GLOSSORY:
Patent, Invention, Innovation, Discovery (Our Definitions- Simplified)
A Patent is a monopoly to make, sell and use a Product, Method, … for a number of years in a jurisdiction, if regarded Novel & Inventive. Novelty is based on Legally Worded Claims. Inventive ( Non-Obvious) is largely Subjective, decided by examiners, based on volumes of unsuccessful attempts to define it.
For what we call an Invention, Novelty means Technical Uniqueness, as seen not by lawyers but by Experts, not just from words, but visual and technical inspection. “Inventive” is established from Solutions, unattainable before, at least in the same way, No Certainty to conceive.
Innovations are Novel but not Inventive, achievable by keen attempts with reasonable chance of success, such as variations of existing solutions.

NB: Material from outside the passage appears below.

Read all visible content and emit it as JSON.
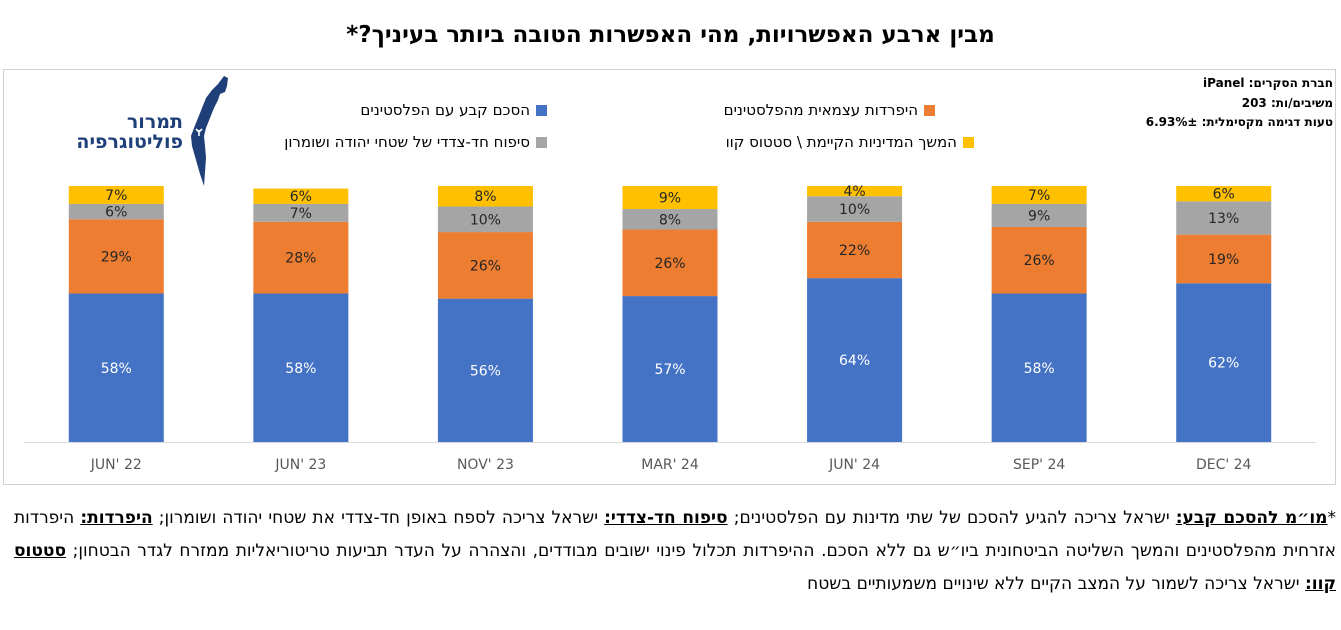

Discoveries are uncovering what Exists but unknown, and are generally not patentable, unless combined with some method or device to utilize it.
To Patent or Not :
Filing for Patent or Publishing an Inventions adds to public knowledge and pre-empts others from claiming it later to deprive even the original Inventor. But obtaining a patent, fighting Patent examiners, disputers and violators is costly and draining.
A good policy is to file concepts but leave essential details & derivatives for close to commercialization.